I learned that Junestrand, the Legora founder, has an uphill battle ahead of him. Selling software to lawyers isn’t the same as shilling to sales reps or programmers. Lawyers work mostly out of documents. Before the arrival of large-scale language models, software wasn’t very good at extracting data from text. So the tools weren’t all that useful.
Junestrand said the advent of large models trained mostly on textual data changed everything. Now, these models can parse and understand complex legal documents, streamlining tasks like legal research and contract review. But for all the hype around virtual paralegals at Legalweek, numerous lawyers said the adoption of the tech has been slow.
“Lawyers are dinosaurs,” an employment lawyer said over a catered lunch of beet salad and deli sandwiches. The Philadelphia attorney said when she gets a contract by email, she likes to print it and mark it up with a pen. When she’s done, she files it away. That’s how she’s been doing things since the dictaphone.

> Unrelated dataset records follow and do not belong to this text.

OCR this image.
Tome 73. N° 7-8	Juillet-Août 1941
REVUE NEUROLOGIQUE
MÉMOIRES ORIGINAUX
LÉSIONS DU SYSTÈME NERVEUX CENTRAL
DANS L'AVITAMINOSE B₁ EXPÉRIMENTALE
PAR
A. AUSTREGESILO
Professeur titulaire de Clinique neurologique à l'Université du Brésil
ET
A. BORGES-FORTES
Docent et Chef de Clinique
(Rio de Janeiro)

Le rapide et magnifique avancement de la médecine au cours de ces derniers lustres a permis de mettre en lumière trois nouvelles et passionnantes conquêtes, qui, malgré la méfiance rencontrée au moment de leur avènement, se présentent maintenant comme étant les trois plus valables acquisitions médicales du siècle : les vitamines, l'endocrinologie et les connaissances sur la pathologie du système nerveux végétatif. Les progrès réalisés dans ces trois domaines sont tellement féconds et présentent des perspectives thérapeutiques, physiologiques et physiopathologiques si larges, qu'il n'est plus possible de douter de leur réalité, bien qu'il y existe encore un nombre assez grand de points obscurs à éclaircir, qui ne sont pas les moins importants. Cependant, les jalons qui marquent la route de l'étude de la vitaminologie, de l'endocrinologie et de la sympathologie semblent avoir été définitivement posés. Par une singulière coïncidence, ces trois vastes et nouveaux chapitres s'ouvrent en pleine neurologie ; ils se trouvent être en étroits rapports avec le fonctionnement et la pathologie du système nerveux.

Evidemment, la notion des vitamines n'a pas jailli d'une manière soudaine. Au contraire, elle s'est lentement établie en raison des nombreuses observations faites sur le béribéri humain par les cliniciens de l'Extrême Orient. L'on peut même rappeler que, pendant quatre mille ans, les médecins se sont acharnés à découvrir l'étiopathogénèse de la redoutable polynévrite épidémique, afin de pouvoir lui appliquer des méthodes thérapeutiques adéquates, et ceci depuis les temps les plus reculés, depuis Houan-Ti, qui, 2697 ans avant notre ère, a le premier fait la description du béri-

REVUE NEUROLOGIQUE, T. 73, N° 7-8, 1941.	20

Tech savants want to work with lawyers like them
Later in the week, dozens of attendees poured into a dimly lit conference room for a panel discussion on how legal teams can start using artificial intelligence. Panelist Amy Sellars, an attorney at the business law firm Gunster, told lawyers to ask vendors for demos and make it easy for people in their firms to experiment with new tools.
“Lawyers need to wake up,” said Todd Itami, an attorney at the large legal defense firm Covington & Burling, saying that learning to use artificial intelligence was “imperative” for their success.
Younger lawyers may be more receptive to Itami’s call to action. Aaron Crews, a partner at the global law firm Holland & Knight, places lawyers on a bell curve with early adopters and laggards on the far ends and the rest in the middle. Law students and junior associates often try new products before most others.
The tech-savvy standouts in their programs, according to Crews, are likelier to want to work for firms that take a friendlier stance toward new tech. This means the top firms won’t be sought after for long if they fall behind the times.